News, Nov 7, 2025

Clutter and Peñarroyo’s ‘Time Capsules’ explores spatial arrangements and media consumption at 2025 Chicago Biennial

New work by architecture faculty McLain Clutter and Cyrus Peñarroyo exploring time, attention, and spatial arrangements of media consumption is on exhibit now at the 2025 Chicago Architecture Biennial. 

This year’s Biennial, Shift: Architecture in Times of Radical Change, features nearly 100 participants, including Clutter and Peñarroyo’s design collaborative, EXTENTS, from 30 countries and runs through February 2026 at the Chicago Cultural Center and other venues across the city.

Their project, “Time Capsules: An Anti-Antenna for the City of Chicago,” examines how alternative spatial arrangements of media consumption might disrupt contemporary media habits. Through the creation of a raree, an antique spatial format of collective media consumption — one that starkly contrasts today’s increasingly isolated and insular media formats — the project stages new relationships between people, space, and technology to critique contemporary media formats that extract and monetize our attention, foment societal division, and speciously evangelize innovation. 

According to Clutter and Peñarroyo, “‘Time Capsules’ is a miniature infrastructure for connection and disconnection. It is both a media-archeological recovery of the raree and a ⅛-inch to 1-foot scale model of an ‘anti-antenna’ for the city of Chicago. An anti-antenna is an imaginary technology used to make place possible in the 21st century. If a regular antenna connects a point in space to multiple other points in space through the reception of electromagnetic waves, an anti-antenna reconnects a point in space to its point in space by resisting those waves, the onslaught of digital distraction they sponsor, and the claim they make on time.”

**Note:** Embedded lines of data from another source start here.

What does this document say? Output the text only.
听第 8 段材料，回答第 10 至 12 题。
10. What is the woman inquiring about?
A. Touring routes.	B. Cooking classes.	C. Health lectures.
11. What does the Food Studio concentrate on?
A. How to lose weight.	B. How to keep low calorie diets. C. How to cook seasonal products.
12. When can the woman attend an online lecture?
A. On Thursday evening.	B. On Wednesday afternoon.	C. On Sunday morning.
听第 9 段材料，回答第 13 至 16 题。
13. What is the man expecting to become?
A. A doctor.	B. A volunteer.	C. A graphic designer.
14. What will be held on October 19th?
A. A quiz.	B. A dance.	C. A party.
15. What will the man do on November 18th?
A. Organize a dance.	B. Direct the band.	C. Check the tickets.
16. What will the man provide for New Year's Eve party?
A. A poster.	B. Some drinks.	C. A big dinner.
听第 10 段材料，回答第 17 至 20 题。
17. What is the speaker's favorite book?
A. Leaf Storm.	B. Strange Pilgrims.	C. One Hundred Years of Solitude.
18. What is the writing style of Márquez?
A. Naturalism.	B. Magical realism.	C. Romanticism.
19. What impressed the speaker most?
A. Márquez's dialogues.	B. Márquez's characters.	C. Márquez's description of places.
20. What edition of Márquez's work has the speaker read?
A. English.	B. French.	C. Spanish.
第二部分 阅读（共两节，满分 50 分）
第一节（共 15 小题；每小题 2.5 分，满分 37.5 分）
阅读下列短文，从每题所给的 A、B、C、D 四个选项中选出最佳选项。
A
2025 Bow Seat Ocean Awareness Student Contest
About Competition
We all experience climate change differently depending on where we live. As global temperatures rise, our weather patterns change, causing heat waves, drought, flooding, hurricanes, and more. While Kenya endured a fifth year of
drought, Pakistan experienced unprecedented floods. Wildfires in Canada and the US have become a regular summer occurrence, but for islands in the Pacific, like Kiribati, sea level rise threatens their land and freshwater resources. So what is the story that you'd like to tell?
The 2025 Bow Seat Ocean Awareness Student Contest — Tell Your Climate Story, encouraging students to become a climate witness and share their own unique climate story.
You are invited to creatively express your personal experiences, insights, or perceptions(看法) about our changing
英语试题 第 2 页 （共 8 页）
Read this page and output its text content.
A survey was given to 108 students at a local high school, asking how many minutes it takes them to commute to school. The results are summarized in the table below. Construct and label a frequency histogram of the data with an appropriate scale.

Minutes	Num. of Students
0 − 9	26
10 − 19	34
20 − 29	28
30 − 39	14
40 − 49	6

Working with team members Martin Rodriguez Jr., M.Arch, ’25, and Nancy Lynch, Clutter and Peñarroyo built their “Time Capsules” from six, vertically stacked 2-by-2-by-2-foot frame units assembled from half-inch diameter aluminum tubes with custom black rubberized fittings at the corners of the units. Inside the frame are multiple volumes composed of faraday fabric, a composite textile that has been woven with copper thread in order to block the transmission of electromagnetic waves. Within are tiny interior worlds cut off from the pervasiveness of digitally-regulated time, each offering a different vantage of the surrounding gallery viewable through lensed apertures. Visitors are invited to engage the installation in the round to look through peepholes in various surfaces and negotiate one another in space — while they engage the enclosed worlds within.

“Time Capsules” is on exhibit in the Yates Gallery at the Chicago Cultural Center.